Assignment1: RISC-V Assembly and Instruction Pipeline

Due: Oct 14, 2024

Requirements

1. Following the instructions of Lab1: RV32I Simulator, you shall get acquainted with RISC-V assembly programs (RV32I ISA) and output to the console with environment calls.
2. Choose one problem (A, B, or C) from Quiz1, translate it from C code to a complete RISC-V assembly program, and include the relevant test data.
   • When translating C code to RISC-V assembly, avoid a mindless, direct conversion. Instead, use this opportunity to enhance the code. Your RISC-V assembly should demonstrate improvements in both code size and runtime performance compared to what a general C compiler would produce. Aim to leverage the strengths of RISC-V architecture to create more efficient assembly code than automated compilation.
   • Generate a simplified (but still informative) use case that serves as the subject for your assignment, demonstrating examples selected from LeetCode or practical open-source projects related to the above-selected problems (i.e., derived from Problem A/B/C from Quiz1). For instance, you can create a use case that involves performing branchless counting leading zero operations on integer base-2 values, titled "Implement log2 with branchless clz" or "Matrix multiplication using bfloat16." Alternatively, it is acceptable to specify the use cases like "Optimize LeetCode Problem #X by using half-precision floating point to reduce memory usage."
   • You are required to use only RV32I instructions (without M or F/D extensions) for floating-point data manipulation. This means you should not depend on a C compiler to generate assembly routines; instead, you must write RISC-V assembly code from scratch.
   • At least 3 test data should be included in your program(s).
     • Instead of accepting an external dataset, you can inline predefined data directly. You should automate the testing procedures as much as possible, meaning there's no need to manually check each program output. Instead, implement internal validation to handle the result checking.
   • Do choose a unique subject to work on, as each student should have a separate program. Starting earlier is advised to ensure you have ample time for your work.
   • Your program(s) must include loops (or recursive calls) and conditional branches, especially when writing test cases.
   • You must demonstrate iterative efforts to enhance the RISC-V programs, including reducing code size and minimizing runtime overhead, with explicit measurements.
   • Although you MUST write down your own RISC-V assembly, you can still verify the output of the C compiler's assembly output.
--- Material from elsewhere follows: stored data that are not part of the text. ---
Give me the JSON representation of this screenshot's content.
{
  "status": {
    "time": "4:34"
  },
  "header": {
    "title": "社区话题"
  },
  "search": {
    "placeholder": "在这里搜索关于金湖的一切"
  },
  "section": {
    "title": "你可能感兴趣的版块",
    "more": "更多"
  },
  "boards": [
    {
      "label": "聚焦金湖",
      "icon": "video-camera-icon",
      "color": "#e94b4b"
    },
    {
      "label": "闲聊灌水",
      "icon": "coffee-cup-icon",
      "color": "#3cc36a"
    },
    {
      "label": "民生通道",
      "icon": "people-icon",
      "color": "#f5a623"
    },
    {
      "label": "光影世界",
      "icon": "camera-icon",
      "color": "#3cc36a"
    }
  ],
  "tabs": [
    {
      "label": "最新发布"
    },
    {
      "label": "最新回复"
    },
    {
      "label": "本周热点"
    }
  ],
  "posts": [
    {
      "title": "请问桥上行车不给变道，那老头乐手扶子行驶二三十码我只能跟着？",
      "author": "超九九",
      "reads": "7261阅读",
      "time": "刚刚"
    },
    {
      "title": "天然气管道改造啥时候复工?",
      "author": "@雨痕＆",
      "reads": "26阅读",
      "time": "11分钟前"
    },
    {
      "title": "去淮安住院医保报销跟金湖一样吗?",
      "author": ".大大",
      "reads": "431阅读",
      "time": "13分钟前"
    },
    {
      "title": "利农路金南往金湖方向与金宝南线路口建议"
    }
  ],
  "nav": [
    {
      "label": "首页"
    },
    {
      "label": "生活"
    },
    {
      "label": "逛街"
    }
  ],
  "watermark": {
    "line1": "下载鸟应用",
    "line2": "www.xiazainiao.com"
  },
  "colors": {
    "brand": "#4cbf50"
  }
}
As a result, you are able to describe the entire program.
   • You must ensure that the program functions correctly with the Ripes simulator.
   • Reference: Example RISC-V Assembly Programs and arch-riscv-progs.
3. You must provide explanations for both the program's functionality and the operation of each instruction using the Ripes simulator.
   • Using the visualization for signals such as register write/enable signals, multiplexer input selection, and more, describe your application. You must provide examples for each stage, including IF, ID, IE, MEM, and WB. You should also explain the appropriate memory update steps.
4. Write down your thoughts and progress in HackMD notes.
   • Example page
   • Insert your HackMD notes and RISC-V assembly programs in the following table.
   • Your HackMD page should be Published and editable as Signed-in write.
   • Write in English and feel free to utilize ChatGPT or QuillBot to improve your writing.
5. BONUS: If you participate in class discussions during code reviews or test question reviews, the instructor may consider awarding extra credit.